Open access in the age of surveillance technology: Fighting for ground in the public imagination Dr. Erin Glass, University of California San Diego
Does the influence of surveillance technology in our academic and everyday information practices have any bearing on the open access movement? How might the open access movement fruitfully respond to these issues in ways that deepen its purpose while further serving the academic community and the broader public? In this talk, I show how the growing dominance of surveillance technology, or technology whose business models are based on monitoring and controlling of user behavior, threatens to exploit and undermine the goals and existing achievements of the open access movement. At the same time, however, I argue that an expanded vision of the open access mission could provide a powerful intellectual and political framework for resisting and transforming surveillant information systems in academia and more broadly.
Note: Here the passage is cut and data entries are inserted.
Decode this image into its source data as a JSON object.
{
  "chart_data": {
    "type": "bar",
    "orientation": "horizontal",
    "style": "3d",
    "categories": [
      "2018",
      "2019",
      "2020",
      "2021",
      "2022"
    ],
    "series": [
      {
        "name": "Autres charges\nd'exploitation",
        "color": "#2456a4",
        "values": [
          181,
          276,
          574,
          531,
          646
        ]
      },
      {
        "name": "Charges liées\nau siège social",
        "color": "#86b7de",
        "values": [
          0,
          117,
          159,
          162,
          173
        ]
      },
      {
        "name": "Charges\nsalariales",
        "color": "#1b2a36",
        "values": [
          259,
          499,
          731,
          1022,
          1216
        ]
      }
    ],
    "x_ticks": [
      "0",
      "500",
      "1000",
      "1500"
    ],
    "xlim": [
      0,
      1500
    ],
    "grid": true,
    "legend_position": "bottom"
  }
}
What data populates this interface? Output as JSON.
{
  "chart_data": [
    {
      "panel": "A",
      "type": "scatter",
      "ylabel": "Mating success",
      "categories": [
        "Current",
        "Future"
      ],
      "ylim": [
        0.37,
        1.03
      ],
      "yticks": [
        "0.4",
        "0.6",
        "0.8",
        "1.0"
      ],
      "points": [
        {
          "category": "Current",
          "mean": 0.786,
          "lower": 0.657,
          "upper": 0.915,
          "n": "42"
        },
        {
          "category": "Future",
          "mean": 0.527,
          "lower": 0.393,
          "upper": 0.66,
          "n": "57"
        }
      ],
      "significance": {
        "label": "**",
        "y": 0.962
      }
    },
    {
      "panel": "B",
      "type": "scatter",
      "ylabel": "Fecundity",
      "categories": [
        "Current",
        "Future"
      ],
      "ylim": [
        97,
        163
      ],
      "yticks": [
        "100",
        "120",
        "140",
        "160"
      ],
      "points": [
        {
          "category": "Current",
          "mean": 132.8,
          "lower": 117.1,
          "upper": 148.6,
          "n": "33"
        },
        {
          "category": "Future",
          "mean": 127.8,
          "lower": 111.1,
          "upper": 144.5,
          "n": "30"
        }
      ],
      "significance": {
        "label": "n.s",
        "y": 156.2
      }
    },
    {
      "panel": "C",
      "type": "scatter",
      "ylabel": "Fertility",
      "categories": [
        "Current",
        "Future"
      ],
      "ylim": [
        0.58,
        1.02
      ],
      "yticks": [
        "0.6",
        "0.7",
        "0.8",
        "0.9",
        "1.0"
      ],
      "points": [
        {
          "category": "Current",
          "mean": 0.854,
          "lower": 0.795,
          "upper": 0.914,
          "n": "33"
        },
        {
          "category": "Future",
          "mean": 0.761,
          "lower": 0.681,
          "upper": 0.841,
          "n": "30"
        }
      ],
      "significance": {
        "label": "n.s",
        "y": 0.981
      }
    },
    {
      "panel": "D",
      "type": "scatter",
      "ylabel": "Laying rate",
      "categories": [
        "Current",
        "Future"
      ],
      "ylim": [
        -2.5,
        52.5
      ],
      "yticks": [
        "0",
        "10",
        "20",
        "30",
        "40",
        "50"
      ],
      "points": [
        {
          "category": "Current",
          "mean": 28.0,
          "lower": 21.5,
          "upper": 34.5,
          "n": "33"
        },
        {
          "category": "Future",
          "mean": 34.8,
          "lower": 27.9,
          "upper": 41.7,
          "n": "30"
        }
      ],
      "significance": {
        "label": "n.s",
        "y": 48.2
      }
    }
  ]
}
I suggest that some of the challenges in advancing more just and equitable information practices stem from the lack of representation of alternatives in popular culture, and consider how other movements use cultural and symbolic production to bring their values to the mainstream. Using examples from poetry, art, fiction, and television, I show how creative practices might help scholarly and public communities work together to imagine, motivate, and build more equitable and democratic global information systems.
Dr. Erin Glass is the Digital Scholarship Librarian at UC San Diego, where she facilitates the Digital Humanities Research Group. Her work focuses on using digital tools and social practices to make education and knowledge production more democratic, collaborative, and publicly engaged.